Псевдоним, стр. 47

39

"Дорогой Билл!

Вокруг твоих новелл, которые я отправил в литературное агентство Хауза, начался бум. Ко мне трижды обращались оттуда с просьбой сообщить о тебе всякие подробности, дать твой адрес и все такое прочее.

Так что, думаю, дело наконец-то сдвинулось с мертвой точки.

Адрес твой я им, конечно, не дал, мол, автор находится на излечении в санатории под Женевой, там собрались одни боссы и знаменитости, никого видеть не хотят, ни с кем встречаться не желают. Коли, мол, намерены поддерживать с ним связь, то я к вашим услугам.

Они просят прислать им еще несколько новелл. Я сказал, что не премину отписать тебе об этом, пусть ждут. Но верь моему чутью, полоса невезения кончилась. Так что нос кверху! Победа!

Мне не очень-то, честно говоря, понравился тон твоего последнего письма, есть в нем то, что тебе несвойственно, то есть уныние. Как не стыдно!

Наш мир – в отличие от твоего тюремного – больше размером, злее в нравах и подлее в общении; у вас всё на виду, твари видны сразу же; у нас, увы, подлец может считаться самым уважаемым человеком, хотя каждому известно, что он есть на самом деле.

Я получил письмо от миссис Роч. Дома все в порядке, Маргарет очень ждет своего папу, который вот-вот вернется из увлекательнейшего путешествия по Азии.

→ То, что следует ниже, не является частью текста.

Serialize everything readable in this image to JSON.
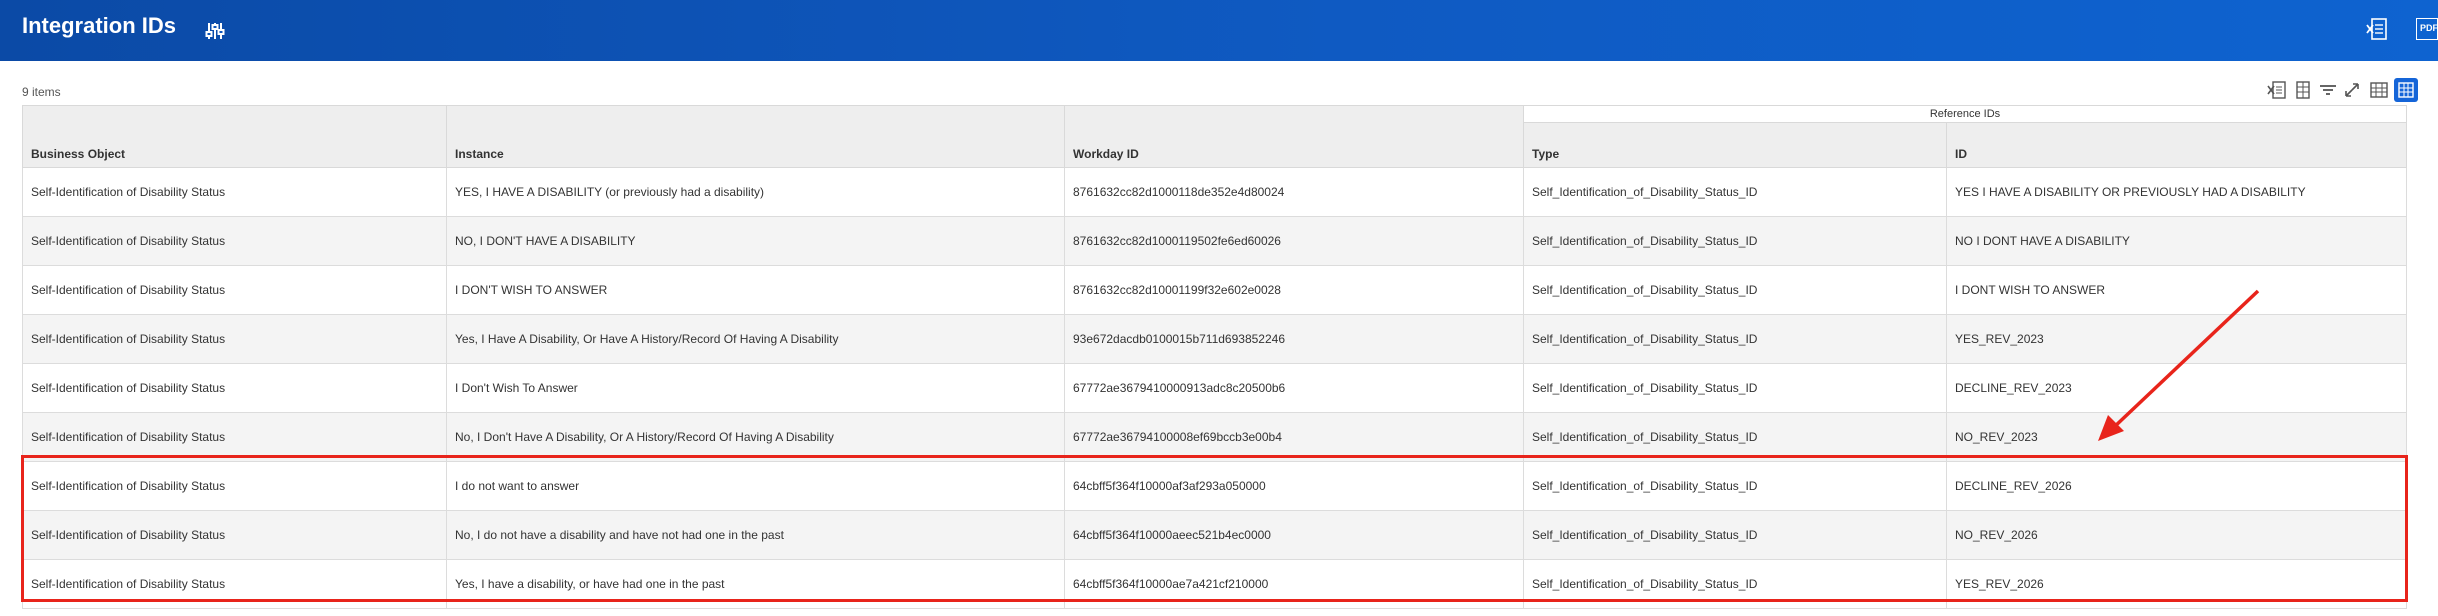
{
  "header": {
    "title": "Integration IDs",
    "actions": [
      {
        "icon": "excel-export-icon"
      },
      {
        "icon": "pdf-export-icon",
        "label": "PDF"
      }
    ]
  },
  "summary": {
    "item_count": "9 items"
  },
  "toolbar": {
    "icons": [
      "export-to-excel-icon",
      "export-to-worksheets-icon",
      "filter-icon",
      "fullscreen-icon",
      "table-view-icon",
      "grid-view-icon"
    ]
  },
  "table": {
    "group_header": "Reference IDs",
    "columns": [
      "Business Object",
      "Instance",
      "Workday ID",
      "Type",
      "ID"
    ],
    "rows": [
      [
        "Self-Identification of Disability Status",
        "YES, I HAVE A DISABILITY (or previously had a disability)",
        "8761632cc82d1000118de352e4d80024",
        "Self_Identification_of_Disability_Status_ID",
        "YES I HAVE A DISABILITY OR PREVIOUSLY HAD A DISABILITY"
      ],
      [
        "Self-Identification of Disability Status",
        "NO, I DON'T HAVE A DISABILITY",
        "8761632cc82d1000119502fe6ed60026",
        "Self_Identification_of_Disability_Status_ID",
        "NO I DONT HAVE A DISABILITY"
      ],
      [
        "Self-Identification of Disability Status",
        "I DON'T WISH TO ANSWER",
        "8761632cc82d10001199f32e602e0028",
        "Self_Identification_of_Disability_Status_ID",
        "I DONT WISH TO ANSWER"
      ],
      [
        "Self-Identification of Disability Status",
        "Yes, I Have A Disability, Or Have A History/Record Of Having A Disability",
        "93e672dacdb0100015b711d693852246",
        "Self_Identification_of_Disability_Status_ID",
        "YES_REV_2023"
      ],
      [
        "Self-Identification of Disability Status",
        "I Don't Wish To Answer",
        "67772ae3679410000913adc8c20500b6",
        "Self_Identification_of_Disability_Status_ID",
        "DECLINE_REV_2023"
      ],
      [
        "Self-Identification of Disability Status",
        "No, I Don't Have A Disability, Or A History/Record Of Having A Disability",
        "67772ae36794100008ef69bccb3e00b4",
        "Self_Identification_of_Disability_Status_ID",
        "NO_REV_2023"
      ],
      [
        "Self-Identification of Disability Status",
        "I do not want to answer",
        "64cbff5f364f10000af3af293a050000",
        "Self_Identification_of_Disability_Status_ID",
        "DECLINE_REV_2026"
      ],
      [
        "Self-Identification of Disability Status",
        "No, I do not have a disability and have not had one in the past",
        "64cbff5f364f10000aeec521b4ec0000",
        "Self_Identification_of_Disability_Status_ID",
        "NO_REV_2026"
      ],
      [
        "Self-Identification of Disability Status",
        "Yes, I have a disability, or have had one in the past",
        "64cbff5f364f10000ae7a421cf210000",
        "Self_Identification_of_Disability_Status_ID",
        "YES_REV_2026"
      ]
    ]
  },
  "annotation": {
    "color": "#e8241b"
  }
}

В Питтсбурге ни одна живая душа не знает о твоей истории, так что девочка убережена от вопросов.

Я написал пару писем в газеты Детройта, Чикаго и Питтсбурга, рассказав им про то, что у меня есть друг, за которого я могу дать любое гарантийное письмо, возвращающийся вскоре из кругосветного путешествия (как ты и предупреждал, я ни словом не упоминаю твою газету «Роллинг стоун»), проведший долгие годы в Аргентине, Бразилии, Гондурасе и Мексике, знающий жизнь юга нашего континента так, как никто другой.

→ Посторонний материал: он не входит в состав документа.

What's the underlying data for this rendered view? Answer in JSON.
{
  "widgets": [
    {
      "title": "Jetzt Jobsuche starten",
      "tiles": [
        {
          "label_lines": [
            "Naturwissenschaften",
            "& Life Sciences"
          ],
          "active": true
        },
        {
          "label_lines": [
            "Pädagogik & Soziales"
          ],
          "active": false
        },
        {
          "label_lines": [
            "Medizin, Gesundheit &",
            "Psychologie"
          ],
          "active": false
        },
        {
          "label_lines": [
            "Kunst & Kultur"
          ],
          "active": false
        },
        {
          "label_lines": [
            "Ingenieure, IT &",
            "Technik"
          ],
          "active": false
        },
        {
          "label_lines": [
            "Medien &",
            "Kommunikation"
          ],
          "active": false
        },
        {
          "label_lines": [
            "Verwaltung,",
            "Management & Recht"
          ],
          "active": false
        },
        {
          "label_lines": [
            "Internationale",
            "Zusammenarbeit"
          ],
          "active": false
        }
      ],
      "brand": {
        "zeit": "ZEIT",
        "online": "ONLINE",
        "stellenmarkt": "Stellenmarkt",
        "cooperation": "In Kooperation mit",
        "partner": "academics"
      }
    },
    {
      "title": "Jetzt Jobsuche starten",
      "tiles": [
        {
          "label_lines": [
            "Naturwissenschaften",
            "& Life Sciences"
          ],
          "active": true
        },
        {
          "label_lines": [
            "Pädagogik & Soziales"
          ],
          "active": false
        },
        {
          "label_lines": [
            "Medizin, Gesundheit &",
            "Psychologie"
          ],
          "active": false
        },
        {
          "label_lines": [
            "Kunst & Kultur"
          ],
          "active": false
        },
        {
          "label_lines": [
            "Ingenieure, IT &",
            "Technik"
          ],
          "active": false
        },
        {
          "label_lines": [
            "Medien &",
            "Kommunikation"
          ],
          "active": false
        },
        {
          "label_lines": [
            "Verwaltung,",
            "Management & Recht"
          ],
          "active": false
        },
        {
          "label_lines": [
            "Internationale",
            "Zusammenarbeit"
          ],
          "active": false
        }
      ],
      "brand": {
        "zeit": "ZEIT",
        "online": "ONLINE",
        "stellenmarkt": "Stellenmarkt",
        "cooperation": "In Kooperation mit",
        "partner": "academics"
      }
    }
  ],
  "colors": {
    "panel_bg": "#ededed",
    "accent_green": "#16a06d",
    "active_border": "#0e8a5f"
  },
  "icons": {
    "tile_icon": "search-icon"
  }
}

Думаю, умные люди не смогут не заинтересоваться такого рода кандидатурой.

Так что, пожалуйста, не хандри и готовься к активной журналистской деятельности.

Крепко жму руку, твой

Ли Холл".

40

"Дорогой Ли!

Я хотел написать тебе большое письмо, но не смог сесть за стол, хотя дни были относительно спокойные, не было экзекуций, никто не умер в лазарете, раздирая сердце предсмертными криками, и не повесился в камере.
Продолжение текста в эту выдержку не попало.